Quantum Capacity Approaching Codes for the Detected-Jump Channel

TL;DR

This paper presents a coding scheme for the detected-jump quantum channel, a degradable channel modeling atomic decay, that approaches its quantum capacity by simulating a classical channel with erasures and bit-flips.

Contribution

It introduces a method to construct quantum codes for the detected-jump channel using classical codes, nearly reaching the channel's quantum capacity.

Findings

The classical capacity of the simulated channel provides a tight lower bound on the quantum capacity.

For small jump probabilities, the classical capacity approaches the quantum capacity.

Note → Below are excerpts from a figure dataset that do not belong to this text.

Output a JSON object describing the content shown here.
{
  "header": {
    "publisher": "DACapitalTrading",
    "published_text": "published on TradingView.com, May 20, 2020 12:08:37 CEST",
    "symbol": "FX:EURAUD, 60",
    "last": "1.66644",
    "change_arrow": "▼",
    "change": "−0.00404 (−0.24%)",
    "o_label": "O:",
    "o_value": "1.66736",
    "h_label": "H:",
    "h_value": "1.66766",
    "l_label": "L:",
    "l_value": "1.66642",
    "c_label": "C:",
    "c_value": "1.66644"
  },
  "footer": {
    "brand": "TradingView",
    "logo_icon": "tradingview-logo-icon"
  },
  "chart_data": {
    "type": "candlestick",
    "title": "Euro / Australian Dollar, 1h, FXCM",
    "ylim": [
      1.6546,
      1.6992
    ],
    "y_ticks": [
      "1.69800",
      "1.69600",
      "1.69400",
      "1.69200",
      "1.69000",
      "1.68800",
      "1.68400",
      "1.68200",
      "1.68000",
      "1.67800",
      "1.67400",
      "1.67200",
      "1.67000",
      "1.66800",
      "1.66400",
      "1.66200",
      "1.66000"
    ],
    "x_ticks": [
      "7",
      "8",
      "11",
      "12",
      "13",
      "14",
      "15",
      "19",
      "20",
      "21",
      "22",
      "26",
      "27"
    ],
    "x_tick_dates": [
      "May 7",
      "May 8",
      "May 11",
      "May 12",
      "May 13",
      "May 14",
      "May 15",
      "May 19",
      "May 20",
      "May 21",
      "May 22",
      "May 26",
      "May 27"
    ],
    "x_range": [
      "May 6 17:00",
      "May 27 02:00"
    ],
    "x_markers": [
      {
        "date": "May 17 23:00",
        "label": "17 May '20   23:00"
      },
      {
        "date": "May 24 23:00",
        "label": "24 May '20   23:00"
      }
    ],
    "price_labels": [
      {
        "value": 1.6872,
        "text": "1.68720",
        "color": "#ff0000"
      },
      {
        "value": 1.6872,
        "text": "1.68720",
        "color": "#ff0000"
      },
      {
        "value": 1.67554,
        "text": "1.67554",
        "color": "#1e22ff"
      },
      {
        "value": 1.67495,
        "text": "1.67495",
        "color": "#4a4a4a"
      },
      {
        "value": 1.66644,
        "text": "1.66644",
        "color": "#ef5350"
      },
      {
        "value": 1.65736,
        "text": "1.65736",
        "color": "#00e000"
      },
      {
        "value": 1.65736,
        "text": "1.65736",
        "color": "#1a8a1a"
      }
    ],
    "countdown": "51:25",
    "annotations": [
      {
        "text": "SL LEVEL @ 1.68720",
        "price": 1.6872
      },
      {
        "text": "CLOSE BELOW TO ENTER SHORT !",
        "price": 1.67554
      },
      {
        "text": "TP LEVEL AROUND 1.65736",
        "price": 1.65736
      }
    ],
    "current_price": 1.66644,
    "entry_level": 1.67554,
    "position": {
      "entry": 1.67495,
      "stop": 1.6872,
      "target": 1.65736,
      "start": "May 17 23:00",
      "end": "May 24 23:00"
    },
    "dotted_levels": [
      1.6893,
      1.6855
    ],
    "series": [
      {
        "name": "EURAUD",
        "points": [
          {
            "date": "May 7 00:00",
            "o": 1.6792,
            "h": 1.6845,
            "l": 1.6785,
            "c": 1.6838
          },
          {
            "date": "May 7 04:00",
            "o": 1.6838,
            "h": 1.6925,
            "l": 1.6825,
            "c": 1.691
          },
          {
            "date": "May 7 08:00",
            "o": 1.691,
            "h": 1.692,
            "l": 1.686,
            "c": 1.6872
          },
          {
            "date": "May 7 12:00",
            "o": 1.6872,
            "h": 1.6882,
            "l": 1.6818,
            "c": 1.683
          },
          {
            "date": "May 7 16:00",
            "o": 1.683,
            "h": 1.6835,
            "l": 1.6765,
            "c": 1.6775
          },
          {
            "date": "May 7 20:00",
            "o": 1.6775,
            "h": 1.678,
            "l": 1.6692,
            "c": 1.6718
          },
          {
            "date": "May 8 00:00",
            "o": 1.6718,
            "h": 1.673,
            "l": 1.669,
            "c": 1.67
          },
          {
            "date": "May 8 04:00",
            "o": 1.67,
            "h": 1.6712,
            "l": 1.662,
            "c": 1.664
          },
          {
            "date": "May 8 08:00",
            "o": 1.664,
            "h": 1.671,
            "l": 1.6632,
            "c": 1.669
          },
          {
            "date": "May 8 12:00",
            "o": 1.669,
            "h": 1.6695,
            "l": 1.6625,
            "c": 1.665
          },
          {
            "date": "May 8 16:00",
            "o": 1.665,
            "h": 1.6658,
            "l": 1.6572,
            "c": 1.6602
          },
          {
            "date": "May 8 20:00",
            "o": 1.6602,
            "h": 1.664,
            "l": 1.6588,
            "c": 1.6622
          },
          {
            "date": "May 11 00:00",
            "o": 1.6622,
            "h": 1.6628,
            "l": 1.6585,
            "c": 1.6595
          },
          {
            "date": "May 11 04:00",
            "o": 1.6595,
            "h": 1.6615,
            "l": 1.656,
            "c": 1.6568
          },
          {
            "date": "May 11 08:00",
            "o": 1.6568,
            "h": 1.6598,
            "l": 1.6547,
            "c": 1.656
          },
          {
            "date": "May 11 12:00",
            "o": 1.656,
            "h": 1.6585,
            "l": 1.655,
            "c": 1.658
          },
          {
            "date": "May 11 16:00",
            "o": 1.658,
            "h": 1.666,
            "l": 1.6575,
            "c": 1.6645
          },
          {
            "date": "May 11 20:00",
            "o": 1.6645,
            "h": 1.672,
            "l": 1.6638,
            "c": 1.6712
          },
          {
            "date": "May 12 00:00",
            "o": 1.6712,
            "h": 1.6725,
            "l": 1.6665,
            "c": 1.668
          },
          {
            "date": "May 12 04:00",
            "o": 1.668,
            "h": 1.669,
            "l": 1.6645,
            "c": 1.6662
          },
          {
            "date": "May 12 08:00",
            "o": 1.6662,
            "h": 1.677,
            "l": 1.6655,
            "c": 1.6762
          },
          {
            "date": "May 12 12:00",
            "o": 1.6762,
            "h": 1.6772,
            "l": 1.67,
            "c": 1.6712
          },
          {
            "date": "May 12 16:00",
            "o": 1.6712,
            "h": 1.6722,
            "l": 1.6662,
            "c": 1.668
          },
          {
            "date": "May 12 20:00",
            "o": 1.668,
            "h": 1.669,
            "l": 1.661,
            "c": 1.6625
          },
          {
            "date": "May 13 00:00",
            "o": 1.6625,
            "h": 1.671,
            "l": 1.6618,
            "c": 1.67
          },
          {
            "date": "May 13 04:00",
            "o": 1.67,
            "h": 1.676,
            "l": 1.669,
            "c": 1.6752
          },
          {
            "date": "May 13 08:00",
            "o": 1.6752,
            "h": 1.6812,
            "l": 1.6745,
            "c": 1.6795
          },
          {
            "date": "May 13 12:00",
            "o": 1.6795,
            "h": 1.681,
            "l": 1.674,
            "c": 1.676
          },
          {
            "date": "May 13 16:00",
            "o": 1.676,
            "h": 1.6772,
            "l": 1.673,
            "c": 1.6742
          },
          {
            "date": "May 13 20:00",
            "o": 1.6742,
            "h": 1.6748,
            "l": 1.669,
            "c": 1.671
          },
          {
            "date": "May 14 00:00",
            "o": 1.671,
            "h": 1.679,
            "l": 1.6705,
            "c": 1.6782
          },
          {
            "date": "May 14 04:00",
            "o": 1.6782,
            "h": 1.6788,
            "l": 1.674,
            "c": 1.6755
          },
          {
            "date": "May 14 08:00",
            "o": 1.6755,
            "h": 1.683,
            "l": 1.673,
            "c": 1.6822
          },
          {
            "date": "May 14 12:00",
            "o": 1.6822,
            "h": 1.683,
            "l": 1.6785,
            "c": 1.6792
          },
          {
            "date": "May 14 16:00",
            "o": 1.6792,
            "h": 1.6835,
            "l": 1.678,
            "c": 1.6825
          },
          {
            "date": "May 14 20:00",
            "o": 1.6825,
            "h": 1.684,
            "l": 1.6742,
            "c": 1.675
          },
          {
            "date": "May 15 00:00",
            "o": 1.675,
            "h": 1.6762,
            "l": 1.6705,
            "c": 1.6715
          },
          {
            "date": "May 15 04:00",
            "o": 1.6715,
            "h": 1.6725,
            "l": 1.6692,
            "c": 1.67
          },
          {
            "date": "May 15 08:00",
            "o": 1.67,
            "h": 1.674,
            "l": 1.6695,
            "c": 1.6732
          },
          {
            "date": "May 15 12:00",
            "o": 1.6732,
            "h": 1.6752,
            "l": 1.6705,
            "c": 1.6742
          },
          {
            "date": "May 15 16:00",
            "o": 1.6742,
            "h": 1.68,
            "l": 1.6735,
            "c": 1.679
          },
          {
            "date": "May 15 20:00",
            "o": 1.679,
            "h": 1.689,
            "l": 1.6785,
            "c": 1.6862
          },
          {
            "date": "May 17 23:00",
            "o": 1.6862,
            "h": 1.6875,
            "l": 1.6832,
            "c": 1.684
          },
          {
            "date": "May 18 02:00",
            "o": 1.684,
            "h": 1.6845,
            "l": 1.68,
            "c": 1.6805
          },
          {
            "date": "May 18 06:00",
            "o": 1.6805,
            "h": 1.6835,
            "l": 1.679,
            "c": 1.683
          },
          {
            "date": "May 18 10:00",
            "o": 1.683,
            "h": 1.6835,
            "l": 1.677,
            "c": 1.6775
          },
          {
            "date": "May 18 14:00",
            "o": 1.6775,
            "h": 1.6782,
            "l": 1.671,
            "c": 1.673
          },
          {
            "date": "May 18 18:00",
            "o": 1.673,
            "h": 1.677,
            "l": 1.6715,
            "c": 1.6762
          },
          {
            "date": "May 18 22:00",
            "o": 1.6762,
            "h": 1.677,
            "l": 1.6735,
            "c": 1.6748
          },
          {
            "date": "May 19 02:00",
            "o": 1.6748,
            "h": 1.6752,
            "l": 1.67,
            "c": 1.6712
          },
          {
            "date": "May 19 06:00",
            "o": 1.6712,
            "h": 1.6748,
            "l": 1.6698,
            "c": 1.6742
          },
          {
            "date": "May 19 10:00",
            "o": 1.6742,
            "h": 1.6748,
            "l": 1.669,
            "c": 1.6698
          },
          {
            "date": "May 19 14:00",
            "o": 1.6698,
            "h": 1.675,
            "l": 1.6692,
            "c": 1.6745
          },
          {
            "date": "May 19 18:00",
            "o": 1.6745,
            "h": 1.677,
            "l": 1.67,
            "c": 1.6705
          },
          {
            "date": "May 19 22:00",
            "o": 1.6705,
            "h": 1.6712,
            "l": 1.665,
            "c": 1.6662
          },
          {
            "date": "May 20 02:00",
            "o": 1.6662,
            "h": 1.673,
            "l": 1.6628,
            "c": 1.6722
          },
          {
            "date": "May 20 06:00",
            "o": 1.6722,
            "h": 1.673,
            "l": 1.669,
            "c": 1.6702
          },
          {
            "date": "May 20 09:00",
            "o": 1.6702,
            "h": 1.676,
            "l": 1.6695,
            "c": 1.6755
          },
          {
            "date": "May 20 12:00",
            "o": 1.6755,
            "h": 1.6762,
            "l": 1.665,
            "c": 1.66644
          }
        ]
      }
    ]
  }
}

The proposed coding scheme effectively approaches the quantum capacity of the detected-jump channel.

Abstract

The quantum channel capacity gives the ultimate limit for the rate at which quantum data can be reliably transmitted through a noisy quantum channel. Degradable quantum channels are among the few channels whose quantum capacities are known. Given the quantum capacity of a degradable channel, it remains challenging to find a practical coding scheme which approaches capacity. Here we discuss code designs for the detected-jump channel, a degradable channel with practical relevance describing the physics of spontaneous decay of atoms with detected photon emission. We show that this channel can be used to simulate a binary classical channel with both erasures and bit-flips. The capacity of the simulated classical channel gives a lower bound on the quantum capacity of the detected-jump channel. When the jump probability is small, it almost equals the quantum capacity. Hence using a classical capacity approaching code for the simulated classical channel yields a quantum code which approaches the quantum capacity of the detected-jump channel.